Services and the Network Abstraction
Pods are ephemeral. They get created, destroyed, and rescheduled. Their IPs change. So how do other services find them?
Kubernetes introduces the Service object, which provides a stable network endpoint. A Service selects Pods using labels and exposes them via a virtual IP and DNS name. Traffic is load-balanced across matching Pods using iptables or IPVS rules managed by kube-proxy.
Example:
apiVersion: v1
kind: Service
metadata:
name: nginx-service
spec:
selector:
app: nginx
ports:
- protocol: TCP
port: 80
targetPort: 80
type: ClusterIP
This Service makes all nginx Pods accessible at nginx-service.default.svc.cluster.local:80, regardless of where they run.
State and Storage: Beyond Stateless Apps
Not all applications are stateless. Databases, message queues, and caches need persistent storage. Kubernetes handles this via Volume and PersistentVolume objects, which abstract storage from the underlying infrastructure (local disk, NFS, cloud volumes).
For stateful applications with ordered deployment and stable identities (like etcd or Kafka), StatefulSet ensures:
Persistent storage tied to each Pod Ordered creation and termination Stable network identifiers (e.g., web-0, web-1)
The Architecture: Control Plane and Nodes
Kubernetes clusters consist of:
Control Plane: Components that make global decisions (scheduler, controller manager, API server, etcd) Nodes: Worker machines running Pods via kubelet and container runtime (containerd, CRI-O)

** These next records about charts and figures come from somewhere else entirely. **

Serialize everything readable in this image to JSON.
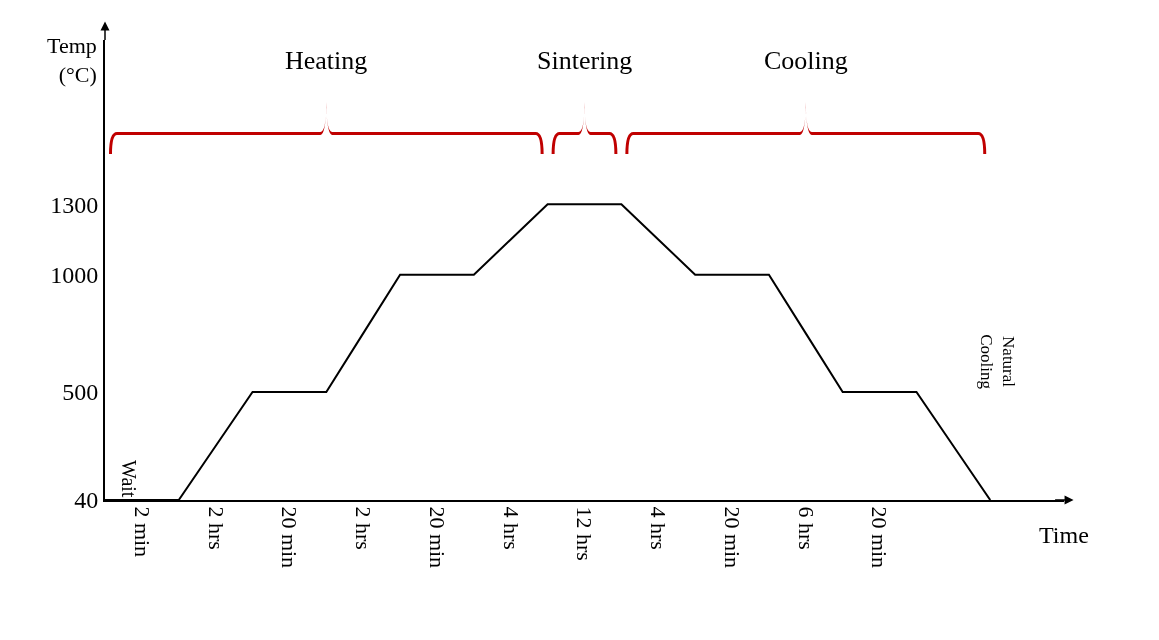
{
  "chart_data": {
    "type": "line",
    "ylabel": "Temp (°C)",
    "xlabel": "Time",
    "categories": [
      null,
      "2 min",
      null,
      "2 hrs",
      null,
      "20 min",
      null,
      "2 hrs",
      null,
      "20 min",
      null,
      "4 hrs",
      null,
      "12 hrs",
      null,
      "4 hrs",
      null,
      "20 min",
      null,
      "6 hrs",
      null,
      "20 min",
      null,
      null,
      null
    ],
    "series": [
      {
        "color": "#000000",
        "values": [
          40,
          40,
          40,
          270,
          500,
          500,
          500,
          750,
          1000,
          1000,
          1000,
          1150,
          1300,
          1300,
          1300,
          1150,
          1000,
          1000,
          1000,
          750,
          500,
          500,
          500,
          270,
          40
        ]
      }
    ],
    "ylim": [
      40,
      2000
    ],
    "yticks": [
      40,
      500,
      1000,
      1300
    ],
    "marker": "none",
    "line_style": "solid",
    "grid": false,
    "annotations": [
      "Heating",
      "Sintering",
      "Cooling",
      {
        "text": "Wait",
        "x": "2 min",
        "y": 40
      },
      "Natural Cooling"
    ]
  }
}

The API server is the single source of truth. All components communicate through it. etcd stores cluster state as key-value pairs. The scheduler assigns Pods to nodes based on resource availability and constraints. kubelet ensures the local state matches the desired state declared in the API.

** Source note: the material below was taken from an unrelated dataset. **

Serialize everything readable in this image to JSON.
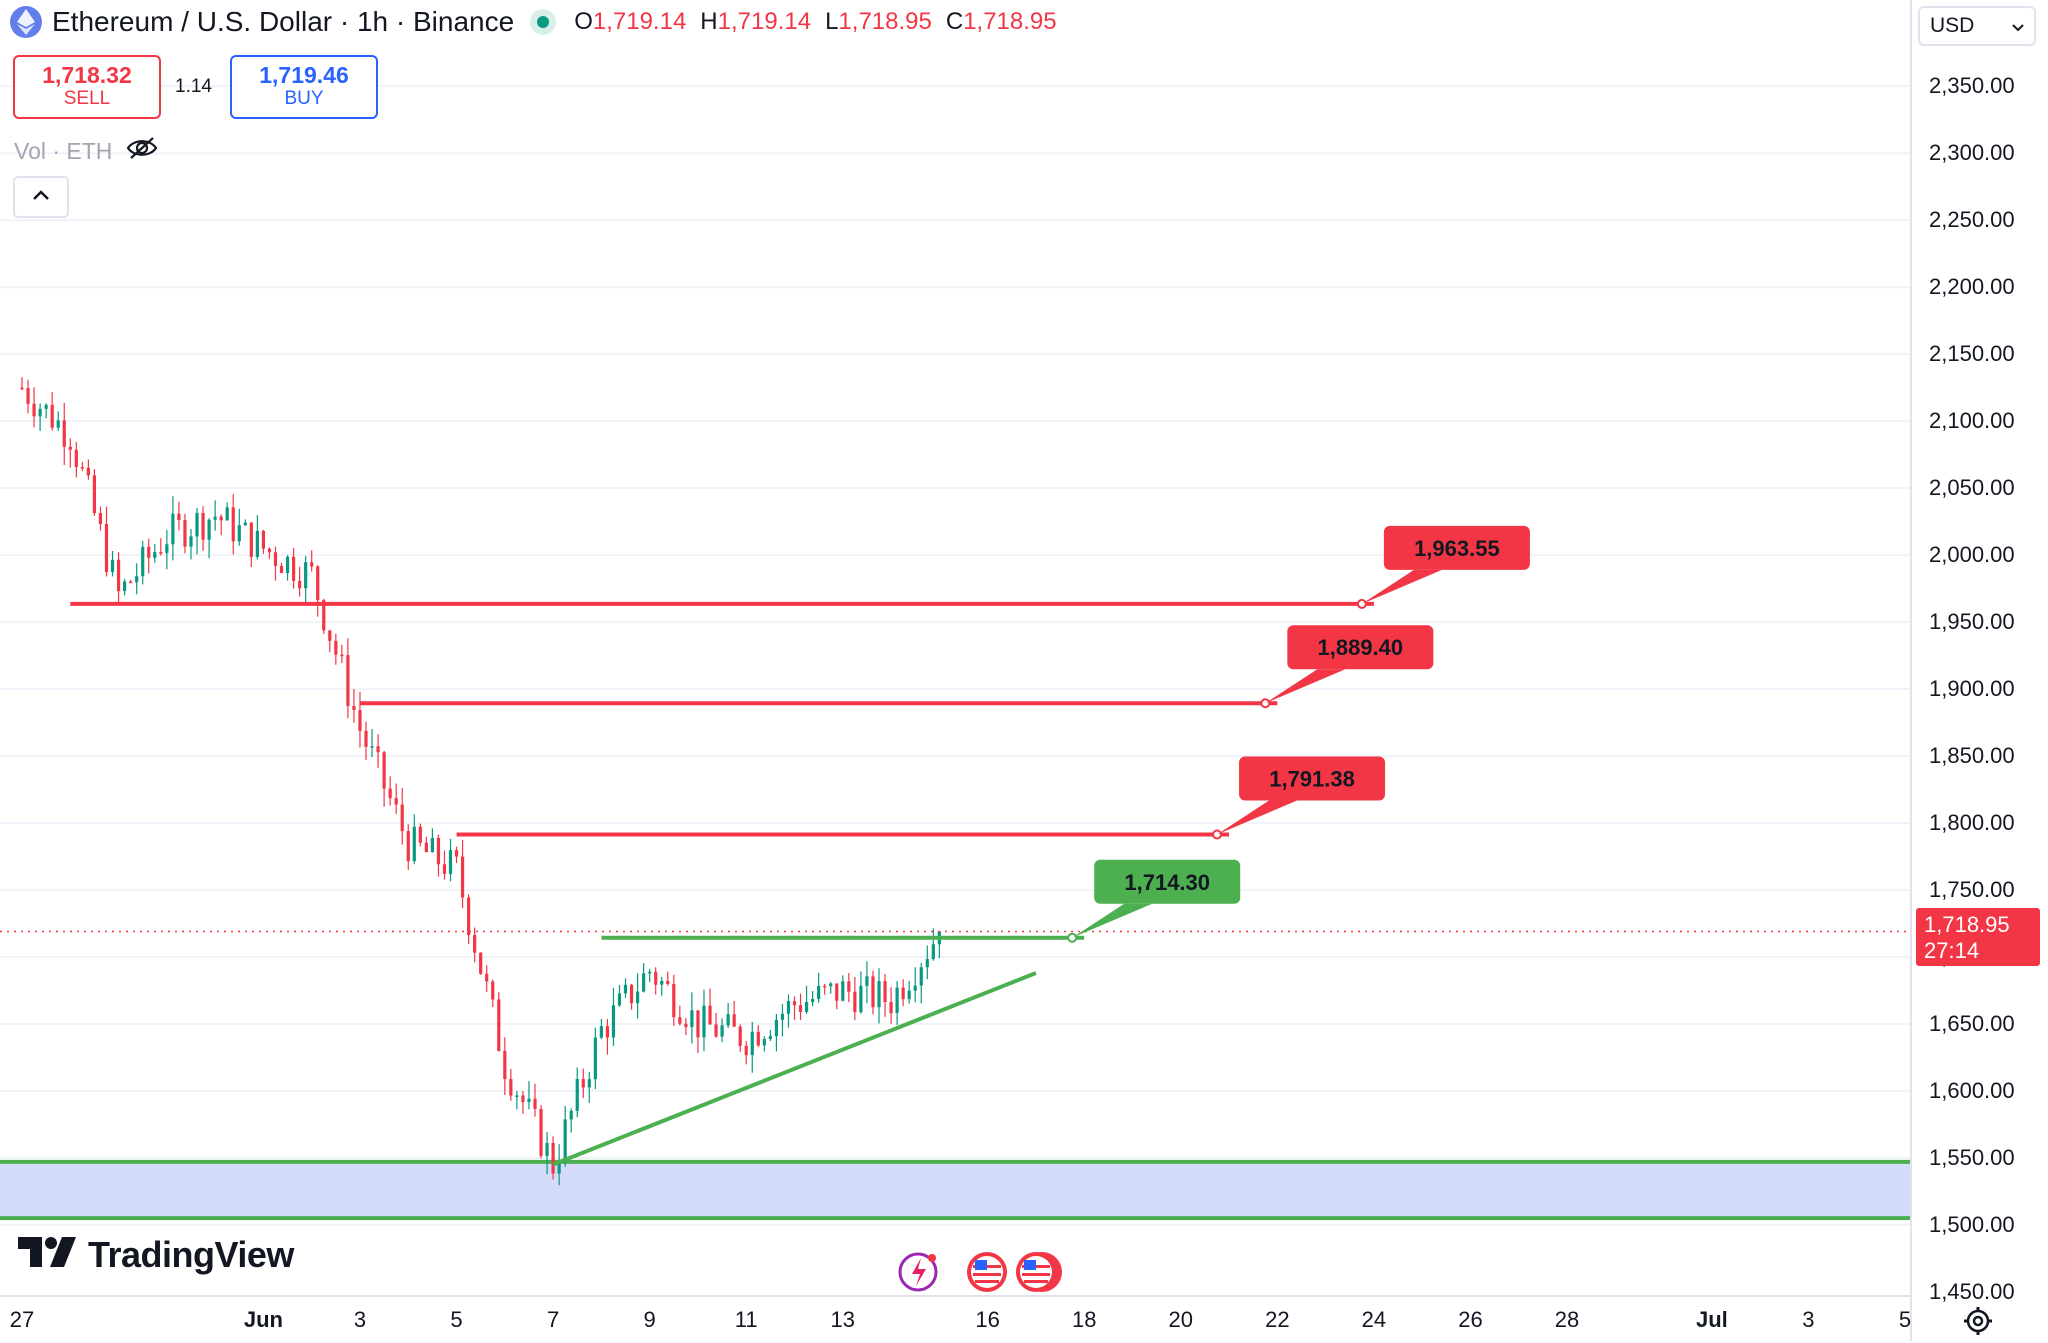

There are no "master" or "slave" nodes in modern K8s—only control plane and worker nodes, with high availability achieved by running multiple control plane instances.
Why Kubernetes Wins
Kubernetes doesn’t replace Docker—it replaces the glue code. It removes the need for custom scripts, manual scaling, and brittle health checks. By abstracting infrastructure into declarative resources (Pods, Deployments, Services, ConfigMaps, Secrets), it enables:
Consistent deployment across environments Self-healing through automatic restarts Scalability via policy-driven replication Rollouts and rollbacks without downtime Resource efficiency through co-location and scheduling
It turns infrastructure management from a task into a declarative contract—written in YAML, enforced by code, and resilient by design.